Thai-Style Spicy Salmon Marinade
Made in a similar fashion to the Scandinavian specialty, gravlax, this is a wonderful way of preparing salmon. start the preparation two to five days before you intend to eat it.
SERVES 4 TO 6
tail piece of 1 salmon, about 675g/1 1/2 lb, cleaned and prepared
20ml/4 tsp coarse sea salt
20mI/4 tsp granulated sugar
2.5cm/1in piece fresh root ginger, grated (shredded)
2 lemongrass stalks
4 kaffir lime leaves, finely chopped or shredded
grated (shredded) rind of 1 kaffir lime
1 fresh red chili, seeded and finely chopped
5ml/1 tsp black peppercorns, coarsely crushed
30m1/2 tbsp chopped fresh coriander (cilantro), plus sprigs to garnish
wedges of kaffir lime, to garnish For the dressing
150mI/1/4 pint/ 3/4 cup mayonnaise
juice of 1/2 lime
10ml/2 tsp chopped fresh coriander (cilantro)
1. Ask your fishmonger to scale the fish and remove the skin, splitting the fish lengthways to remove it from the backbone in 2 matching fillets. Use tweezers to remove all the bones from the salmon.

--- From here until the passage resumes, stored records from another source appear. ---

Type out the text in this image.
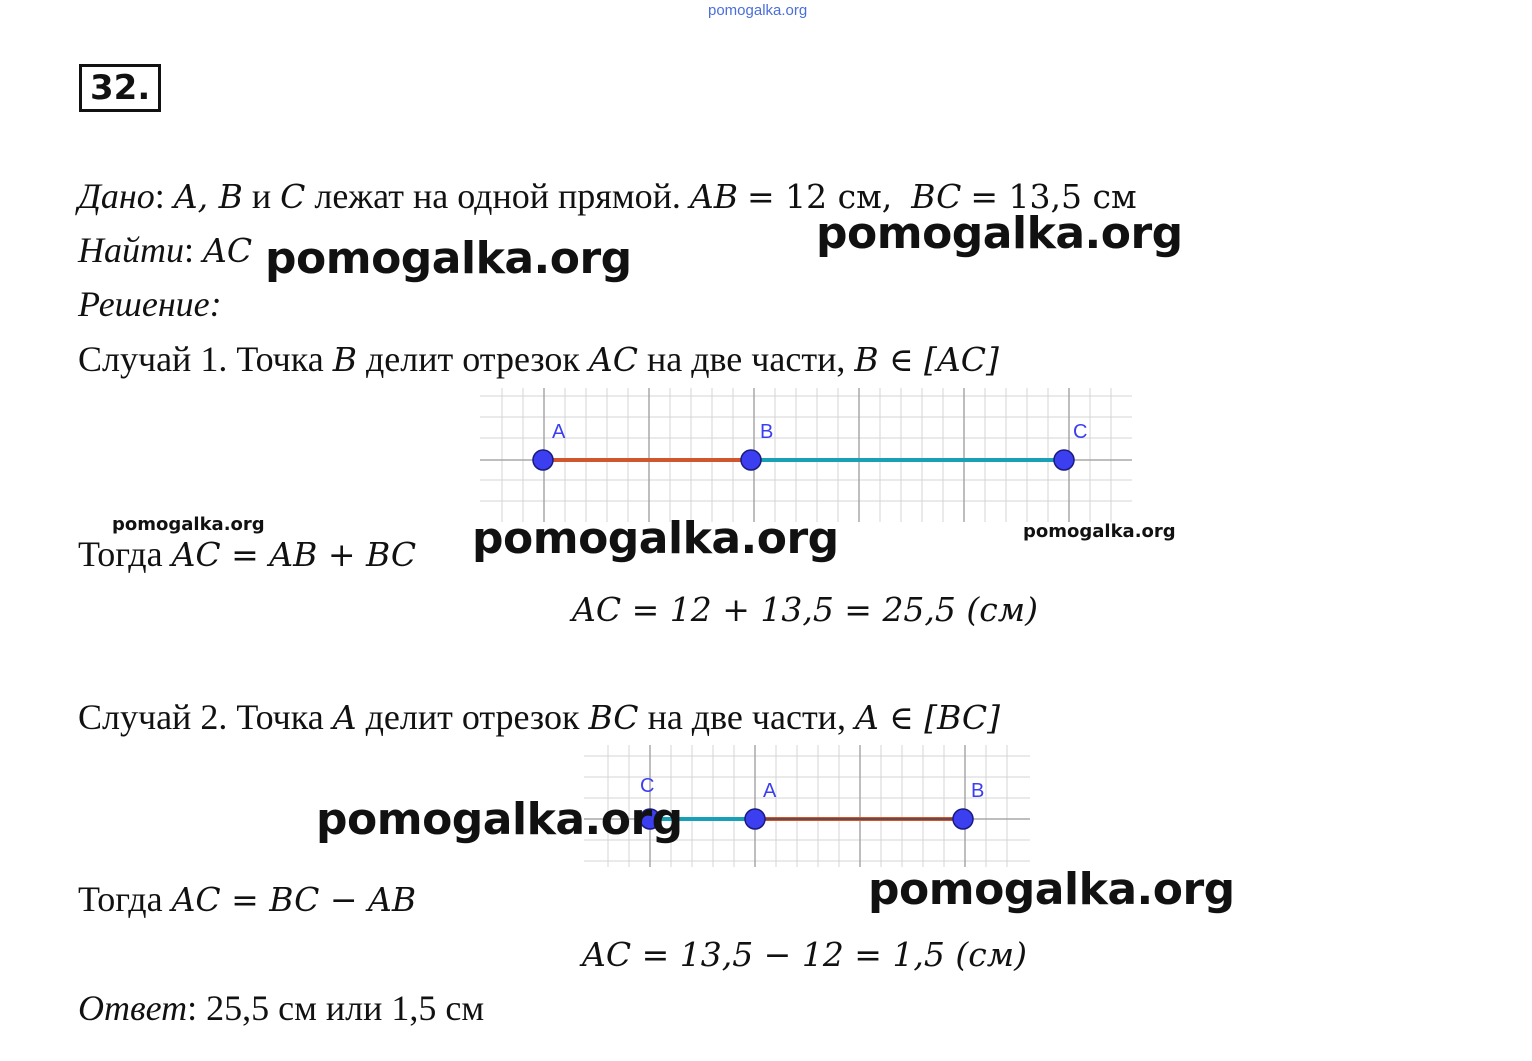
pomogalka.org
32.
Дано: A, B и C лежат на одной прямой. AB = 12 см, BC = 13,5 см
Найти: AC
Решение:
Случай 1. Точка B делит отрезок AC на две части, B ∈ [AC]
A	B	C
Тогда AC = AB + BC
AC = 12 + 13,5 = 25,5 (см)
Случай 2. Точка A делит отрезок BC на две части, A ∈ [BC]
C	A	B
Тогда AC = BC − AB
AC = 13,5 − 12 = 1,5 (см)
Ответ: 25,5 см или 1,5 см
pomogalka.org
pomogalka.org
pomogalka.org	pomogalka.org	pomogalka.org
pomogalka.org
pomogalka.org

2. In a bowl, mix together the salt, sugar, and ginger. Remove the outer leaves from the lemon grass and slice the inner portion finely. Add to the bowl, with the lime leaves, lime rind, chili, peppercorns, and coriander.
3. Place one-quarter of the spice mixture in a shallow dish. Place one salmon fillet, skin-side down, on top of the spices. Spread two-thirds of the remaining mixture over the flesh then place the remaining fillet on top, flesh-side down. Arrange the rest of the spice mixture over the fish.
4. Cover the fish with foil, then place a board on top. Add some weights, such as clean cans of food. Chill for 2-5 days, turning the fish each day in the spicy marinade to ensure that the flavor permeates all parts of the fish.
5. Make the dressing by mixing the mayonnaise, lime juice and chopped coriander in a bowl.
6. Scrape the spices off the fish. Slice it as thinly as possible. Serve with the lime dressing, garnished with fresh coriander and wedges of kaffir lime.
Kaffir lime leaves and the rind of the fruit are very aromatic and a distinctive feature of Thai cooking. They should be available from Asian food stores. If not, substitute ordinary limes.